Qui es-tu, Chantal Anderson ?
Je viens de Seattle où j’ai étudié le journalisme avant de déménager à Los Angeles, où je pose mes valises entre deux voyages.
Pourquoi as-tu choisi d’aller sur la côte italienne ?
Pendant mon enfance, je nageais tout le temps dans l’eau glacée et sombre de la mer des Salish. J’ai toujours eu soif de la mer salée et scintillante de la Méditerranée. Quand j’ai vu que l’un de mes films allait être projeté à un festival milanais (Chantal réalise des courts-métrages régulièrement récompensés, ndlr), j’ai décidé de m’accorder quelques jours de pause en sautant dans un train pour les Cinq Terres.
Peux-tu nous en dire plus sur ton voyage ?

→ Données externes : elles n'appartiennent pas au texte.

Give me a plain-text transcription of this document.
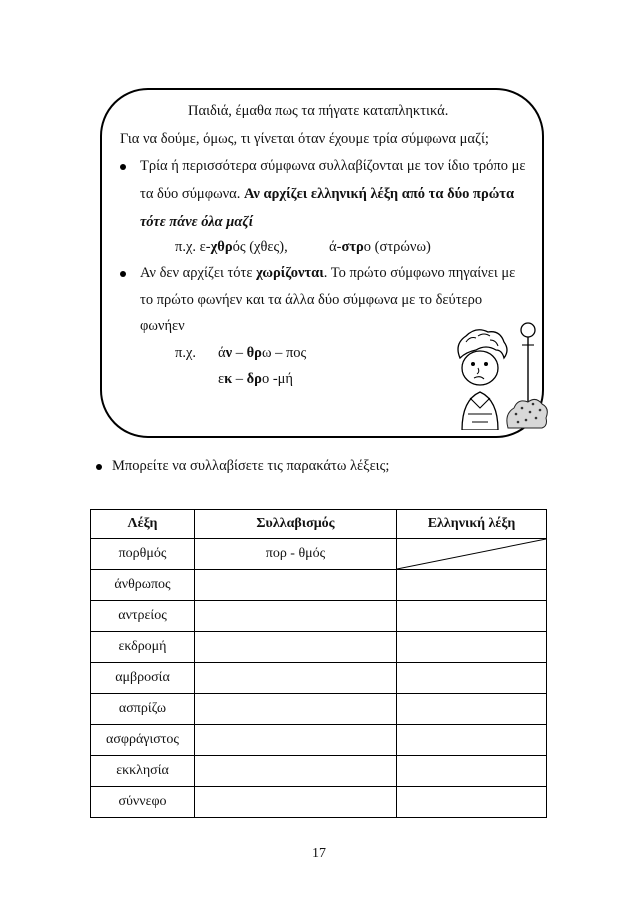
Παιδιά, έμαθα πως τα πήγατε καταπληκτικά.
Για να δούμε, όμως, τι γίνεται όταν έχουμε τρία σύμφωνα μαζί;
Τρία ή περισσότερα σύμφωνα συλλαβίζονται με τον ίδιο τρόπο με
τα δύο σύμφωνα. Αν αρχίζει ελληνική λέξη από τα δύο πρώτα
τότε πάνε όλα μαζί
π.χ. ε-χθρός (χθες),	ά-στρο (στρώνω)
Αν δεν αρχίζει τότε χωρίζονται. Το πρώτο σύμφωνο πηγαίνει με
το πρώτο φωνήεν και τα άλλα δύο σύμφωνα με το δεύτερο
φωνήεν
π.χ. άν – θρω – πος
εκ – δρο -μή
Μπορείτε να συλλαβίσετε τις παρακάτω λέξεις;
Λέξη	Συλλαβισμός	Ελληνική λέξη
πορθμός	πορ - θμός	

άνθρωπος		
αντρείος		
εκδρομή		
αμβροσία		
ασπρίζω		
ασφράγιστος		
εκκλησία		
σύννεφο		
17
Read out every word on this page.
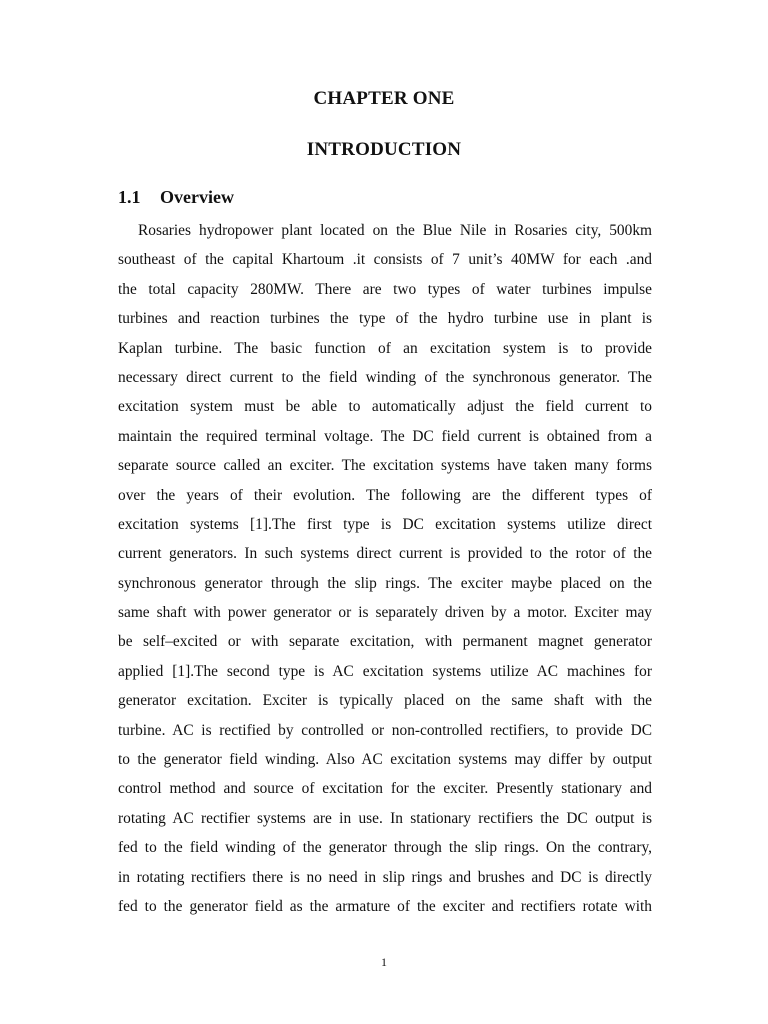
CHAPTER ONE
INTRODUCTION
1.1 Overview
Rosaries hydropower plant located on the Blue Nile in Rosaries city, 500km
southeast of the capital Khartoum .it consists of 7 unit’s 40MW for each .and
the total capacity 280MW. There are two types of water turbines impulse
turbines and reaction turbines the type of the hydro turbine use in plant is
Kaplan turbine. The basic function of an excitation system is to provide
necessary direct current to the field winding of the synchronous generator. The
excitation system must be able to automatically adjust the field current to
maintain the required terminal voltage. The DC field current is obtained from a
separate source called an exciter. The excitation systems have taken many forms
over the years of their evolution. The following are the different types of
excitation systems [1].The first type is DC excitation systems utilize direct
current generators. In such systems direct current is provided to the rotor of the
synchronous generator through the slip rings. The exciter maybe placed on the
same shaft with power generator or is separately driven by a motor. Exciter may
be self–excited or with separate excitation, with permanent magnet generator
applied [1].The second type is AC excitation systems utilize AC machines for
generator excitation. Exciter is typically placed on the same shaft with the
turbine. AC is rectified by controlled or non-controlled rectifiers, to provide DC
to the generator field winding. Also AC excitation systems may differ by output
control method and source of excitation for the exciter. Presently stationary and
rotating AC rectifier systems are in use. In stationary rectifiers the DC output is
fed to the field winding of the generator through the slip rings. On the contrary,
in rotating rectifiers there is no need in slip rings and brushes and DC is directly
fed to the generator field as the armature of the exciter and rectifiers rotate with
1
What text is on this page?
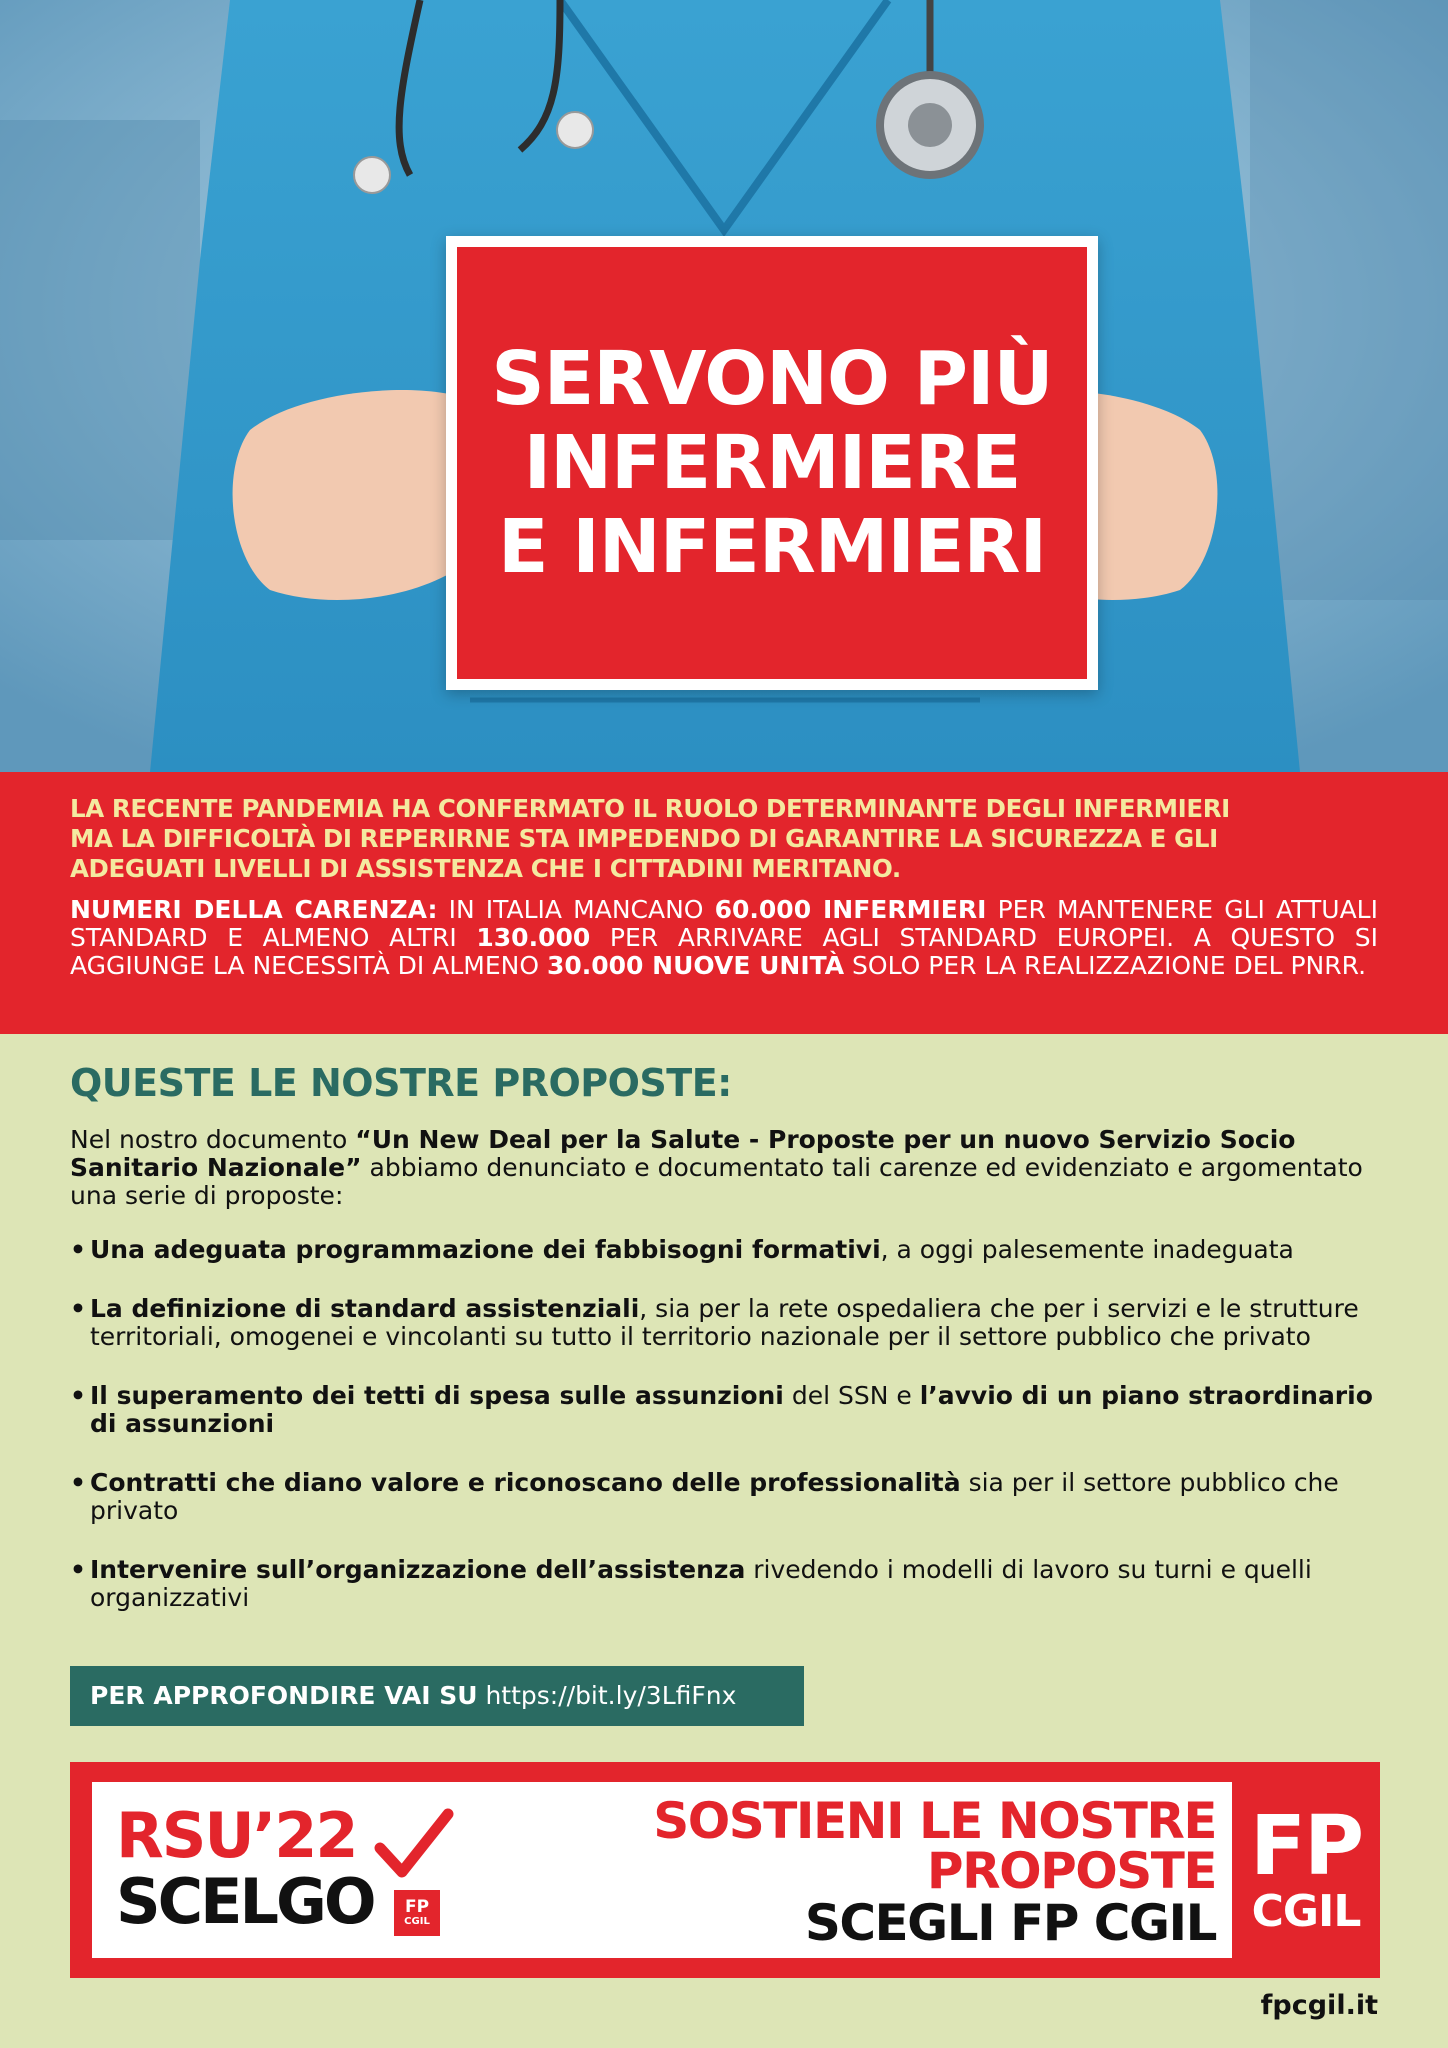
SERVONO PIÙ
INFERMIERE
E INFERMIERI
LA RECENTE PANDEMIA HA CONFERMATO IL RUOLO DETERMINANTE DEGLI INFERMIERI
MA LA DIFFICOLTÀ DI REPERIRNE STA IMPEDENDO DI GARANTIRE LA SICUREZZA E GLI
ADEGUATI LIVELLI DI ASSISTENZA CHE I CITTADINI MERITANO.

NUMERI DELLA CARENZA: IN ITALIA MANCANO 60.000 INFERMIERI PER MANTENERE GLI ATTUALI STANDARD E ALMENO ALTRI 130.000 PER ARRIVARE AGLI STANDARD EUROPEI. A QUESTO SI AGGIUNGE LA NECESSITÀ DI ALMENO 30.000 NUOVE UNITÀ SOLO PER LA REALIZZAZIONE DEL PNRR.

QUESTE LE NOSTRE PROPOSTE:

Nel nostro documento “Un New Deal per la Salute - Proposte per un nuovo Servizio Socio Sanitario Nazionale” abbiamo denunciato e documentato tali carenze ed evidenziato e argomentato una serie di proposte:

• Una adeguata programmazione dei fabbisogni formativi, a oggi palesemente inadeguata
• La definizione di standard assistenziali, sia per la rete ospedaliera che per i servizi e le strutture territoriali, omogenei e vincolanti su tutto il territorio nazionale per il settore pubblico che privato
• Il superamento dei tetti di spesa sulle assunzioni del SSN e l’avvio di un piano straordinario di assunzioni
• Contratti che diano valore e riconoscano delle professionalità sia per il settore pubblico che privato
• Intervenire sull’organizzazione dell’assistenza rivedendo i modelli di lavoro su turni e quelli organizzativi
PER APPROFONDIRE VAI SU https://bit.ly/3LfiFnx
RSU’22
SCELGO FP
CGIL
SOSTIENI LE NOSTRE
PROPOSTE
SCEGLI FP CGIL
FP
CGIL
fpcgil.it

On a pris le train de Milan à Monterosso et on a posé nos sacs à dos à Corniglia. Tous les matins, au lever du soleil, on sortait du lit pour prendre les chemins de randonnée. On marchait aussi longtemps que possible et on s’arrêtait pour boire du vin ou sauter dans l’eau. Notre routine ressemblait à ça : lever du soleil, rando, glace, rando, pesto, rando, vin, rando, plongeon, coucher du soleil. On se laissait vivre.
Un moment ?
Dans le train de Milan à Corniglia ; je lève les yeux et puis les baisse. Je regarde mes pieds et par la fenêtre. Les paysages défilent comme les instants d’une soirée arrosée. Flous et ininterrompus. J’ai passé six jours à me nourrir exclusivement de farine, de beurre et d’eau. À grimper dans les collines tandis que le soleil se levait à l’horizon. À balayer le coton sur ma peau pour plonger dans la mer. Rien ne sert de nager, on flotte comme un bouchon, enveloppé de sel, en se balançant d’avant en arrière à travers les vagues fatiguées.
Une anecdote ?
Un jour dans son jardin, mon arrière-grand mère, pendant qu’elle prenait de la terre de l’Idaho dans la main, m’a dit : « C’est ma terre, l’endroit où je me sens moi-même. » Elle parlait de son enfance passée dans les hauteurs à la frontière entre l’Italie et la Suisse. Pendant mon voyage, j’ai beaucoup pensé à elle, ses tomates roma et son pain en tranches. J’ai pris ces photos pour la comprendre, saisir ce qu’elle a peut-être vu et comment sa vie aurait été différente si elle était restée en Europe. Je regardais l’après-midi passer tandis que la lumière se reflétait sur les bâtiments couleur abricot et les corps sportifs, comme dans une peinture.
Un point de vue ?
Chaque ville a son charme mais j’aime vraiment Corniglia parce que c’est l’un des plus petits villages et qu’il y a une plage cachée où on peut se réfugier pour avoir l’impression d’être à des kilomètres des touristes en train de marcher sur la colline.
Un souvenir ?
La recette du Trofie al Pesto (des pâtes à base de pesto, de haricots verts et de pommes de terre) qu’un Italien m’a donnée.
Une photo préférée ?
J’aime vraiment l’image de la mer agitée (ci-dessous) parce qu’elle reflète parfaitement ce que j’ai ressenti en nageant cette nuit-là. Il commençait à faire sombre mais on ne voulait pas sortir de l’eau chaude. Quand on a enfin regagné nos serviettes, on a regardé le ciel disparaitre dans la nuit.